Aku memilih sebuah transportasi umum kelas ekonomi sebagai kendaraan massal
dengan harga terjangkau. Hari itu hari Sabtu pagi, gerbong-gerbong kereta tidak
terlalu sesak oleh hembusan nafas manusia. Tepat pukul 05.02 WIB kereta mulai
merangkak perlahan, menerobos dingin dalam sela-sela terbangan embun di tengah
sawah. Suara kereta ternyata tidak mampu membangunkan mimpi-mimpi manusia,
buktinya jalanan kota masih terlihat lengang, hanya truk-truk bermuatan berat
yang berani menguasai jalan raya.
Beberapa menit
perjalanan, kereta berhenti di stasiun Peterongan. Di stasiun inilah, banyak
penumpang yang meringsek masuk mengisi tubuh kereta.
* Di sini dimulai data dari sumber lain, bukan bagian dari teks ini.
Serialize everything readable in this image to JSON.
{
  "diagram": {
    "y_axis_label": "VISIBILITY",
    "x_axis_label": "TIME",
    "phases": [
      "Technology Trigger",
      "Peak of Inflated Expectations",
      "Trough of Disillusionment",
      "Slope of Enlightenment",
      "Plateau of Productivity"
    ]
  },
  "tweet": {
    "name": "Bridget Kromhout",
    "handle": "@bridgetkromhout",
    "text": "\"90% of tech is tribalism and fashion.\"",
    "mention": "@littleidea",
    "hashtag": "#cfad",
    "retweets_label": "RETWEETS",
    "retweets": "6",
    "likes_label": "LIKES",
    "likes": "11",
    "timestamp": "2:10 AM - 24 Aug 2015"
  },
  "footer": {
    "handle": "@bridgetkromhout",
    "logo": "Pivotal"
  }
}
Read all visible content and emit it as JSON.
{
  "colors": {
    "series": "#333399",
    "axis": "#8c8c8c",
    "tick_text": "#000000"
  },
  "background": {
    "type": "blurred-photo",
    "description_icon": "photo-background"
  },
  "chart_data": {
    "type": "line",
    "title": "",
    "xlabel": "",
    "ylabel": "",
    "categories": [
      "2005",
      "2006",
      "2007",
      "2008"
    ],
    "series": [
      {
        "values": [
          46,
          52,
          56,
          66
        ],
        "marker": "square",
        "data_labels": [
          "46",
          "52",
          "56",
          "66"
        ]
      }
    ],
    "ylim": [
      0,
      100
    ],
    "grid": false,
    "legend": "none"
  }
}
Para penumpang itu
beraneka ragam, tapi mayoritas dari mereka adalah manusia paruh baya. Ku amati
penampilan dan tingkah mereka serta barang-barang yang dibawanya. Aku bisa
menebak bapak-bapak itu adalah para arsitek desa alias tukang dan kuli
bangunan, ada juga pedagang pasar yang mau kulakan barang di kota. Mereka
memakai kaos+jaket hangat yang membalut tubuh mereka, alas kakinya bersandal
karet dengan warna pudar karena dimakan usia, namun ada juga yang bersepatu
rapi lengkap dengan talinya.
Sedangkan
mama-mama itu adalah pedagang yang menjajakan barangnya di rumah-rumah pinggir
kota. Hal itu terlihat dari beraneka macam barang yang dibawa. Ibu yang berada
tepat di depanku membawa 2 tas besar berisi pisang. Aku tidak bisa membayangkan
betapa beratnya tas itu, ku rasa aku tak kan mampu membawanya sekuat apapun
tenagaku. Hebat benar ibu yang ku tahu namanya Hermina itu dari percakapan yang
ku dengar di antara mereka. Setelah ku perhatikan lebih dalam, aku tahu mereka
adalah kumpulan para pencari rupiah di kota. Sepanjang perjalanan, mereka
selalu membawa keasyikan. Obrolan-obrolan mereka, canda tawa mereka, rasa
kekeluargaan dan kebersamaan mereka telah berhasil menumbuhkan rasa simpatiku.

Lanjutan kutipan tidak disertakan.